Another problem seems to happen when other religious organizations call on the same rights as the Christian groups, even though the Christian groups have been there for a significant amount of time. The administrator not only has to deal with letting the crazies in, but now he or she has to decide which groups to let in. Imagine an administrator letting a Satanist group in the school and little Christian 'Tommy' comes home with a pamphlet of a pentagram. How would that go over? I can see it now…
Tommy: Mom look what I got today at school
Mom: Oh that's nice dear (she glances over) WHAT IS THAT?
Tommy: This cool guy came to lunch today talking about how I can conjure up spirits
Mom immediately gets off the couch in search of the schools phone list looking feverishly for the number to the principle's house.
And then you can imagine from there…..
So how do we handle issues like this?
In a country so rich in diversity of religion, how can we help students have access to one of the most important parts of their development?

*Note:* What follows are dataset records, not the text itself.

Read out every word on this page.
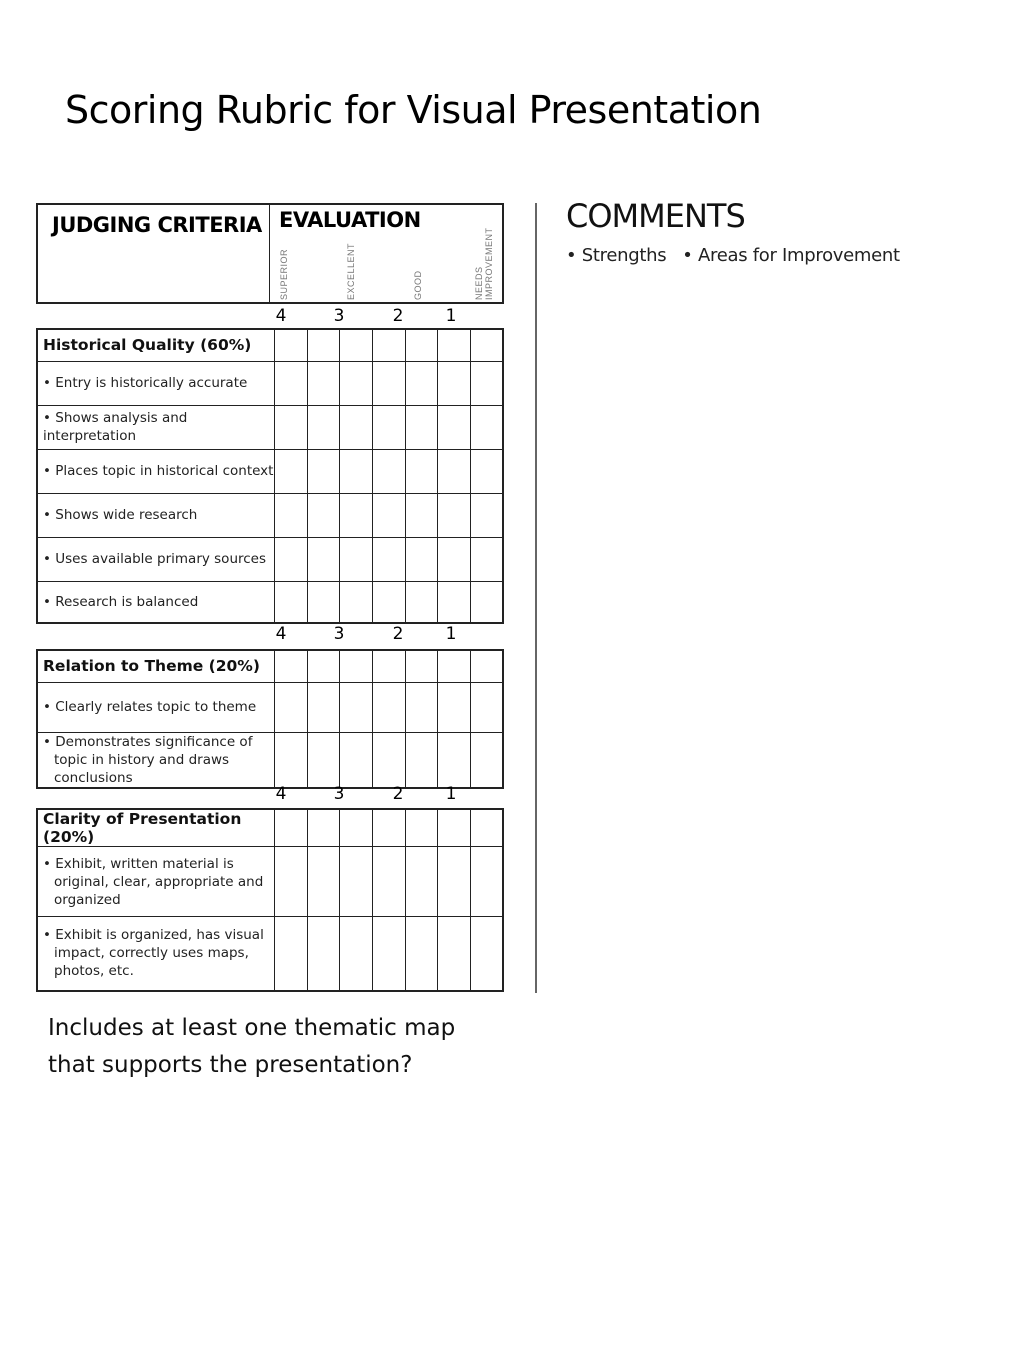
Scoring Rubric for Visual Presentation
JUDGING CRITERIA EVALUATION
SUPERIOR	EXCELLENT	GOOD	NEEDS IMPROVEMENT
4	3	2 1
Historical Quality (60%)							
• Entry is historically accurate							
• Shows analysis and interpretation							
• Places topic in historical context							
• Shows wide research							
• Uses available primary sources							
• Research is balanced							
4	3	2 1
Relation to Theme (20%)							
• Clearly relates topic to theme							

• Demonstrates significance of topic in history and draws conclusions							

4	3	2 1
Clarity of Presentation (20%)							

• Exhibit, written material is original, clear, appropriate and organized							

• Exhibit is organized, has visual impact, correctly uses maps, photos, etc.							

COMMENTS
• Strengths • Areas for Improvement
Includes at least one thematic map that supports the presentation?
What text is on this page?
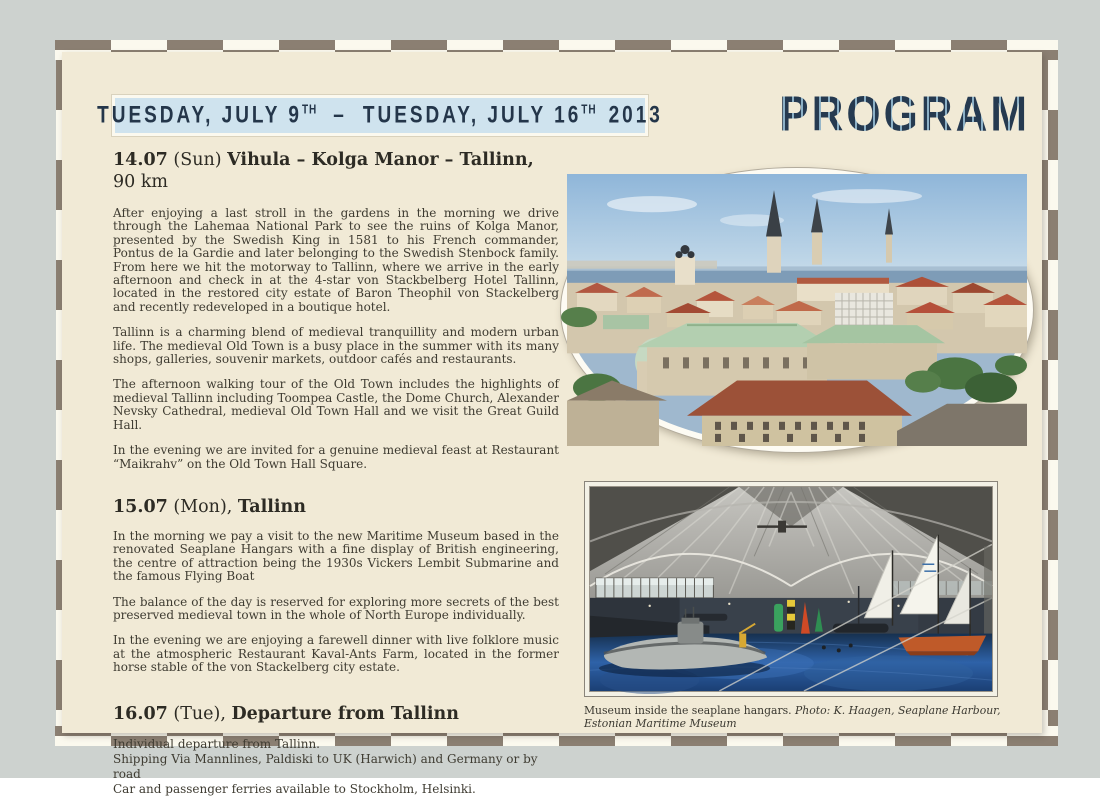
TUESDAY, JULY 9TH – TUESDAY, JULY 16TH 2013	PROGRAM
14.07 (Sun) Vihula – Kolga Manor – Tallinn, 90 km

After enjoying a last stroll in the gardens in the morning we drive through the Lahemaa National Park to see the ruins of Kolga Manor, presented by the Swedish King in 1581 to his French commander, Pontus de la Gardie and later belonging to the Swedish Stenbock family. From here we hit the motorway to Tallinn, where we arrive in the early afternoon and check in at the 4-star von Stackbelberg Hotel Tallinn, located in the restored city estate of Baron Theophil von Stackelberg and recently redeveloped in a boutique hotel.

Tallinn is a charming blend of medieval tranquillity and modern urban life. The medieval Old Town is a busy place in the summer with its many shops, galleries, souvenir markets, outdoor cafés and restaurants.

The afternoon walking tour of the Old Town includes the highlights of medieval Tallinn including Toompea Castle, the Dome Church, Alexander Nevsky Cathedral, medieval Old Town Hall and we visit the Great Guild Hall.

In the evening we are invited for a genuine medieval feast at Restaurant “Maikrahv” on the Old Town Hall Square.

15.07 (Mon), Tallinn

In the morning we pay a visit to the new Maritime Museum based in the renovated Seaplane Hangars with a fine display of British engineering, the centre of attraction being the 1930s Vickers Lembit Submarine and the famous Flying Boat

The balance of the day is reserved for exploring more secrets of the best preserved medieval town in the whole of North Europe individually.

In the evening we are enjoying a farewell dinner with live folklore music at the atmospheric Restaurant Kaval-Ants Farm, located in the former horse stable of the von Stackelberg city estate.

16.07 (Tue), Departure from Tallinn
Individual departure from Tallinn.
Shipping Via Mannlines, Paldiski to UK (Harwich) and Germany or by road
Car and passenger ferries available to Stockholm, Helsinki.
Museum inside the seaplane hangars. Photo: K. Haagen, Seaplane Harbour, Estonian Maritime Museum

I was reading in Psychology Today this morning, and an article about EGO stuck out like a sore thumb. I decided to see what today's psychological community thought about ego and the necessity or non-necessity of someone's thoughts about themselves. (Click Here for the Article)
If you read the article, you'll see it's all about the EGO and how important it is as a protection mechanism. But the line that stuck out to me…"Research shows that people who are grateful, generous, and forgiving (“weak” from an ego perspective) are the happiest"
We had a discussion yesterday at KIVU about the necessity to teach teenagers about their spiritual life. My buddy Luke articulated how hard it is to get into the school system and make friends. He was re-calling some of his work in high school ministry. But I just kept thinking, How can we truly educate our students without some focus on spiritual growth and understanding?
If we are made of body, mind, soul, and spirit, what are we doing to take care of 1/2 of our whole person? We do good to take care of body in P.E. Mind is taken care of as we study academics. But the soul and spirit are left to fend for themselves. Rarely do you see any educators taking the lead on helping students understand that we are more than the physical body and mind.
So I ask you, readers of the Journey, How can we help administrators understand the value of spiritual development? If you are an administrator, help us understand how we can serve you in your pursuit for developing excellent programs for teenagers in High School?
Millions of kids are going back to school this week, and millions of kids will never move their spiritual growth from that of a baby. Help us as we try to engage.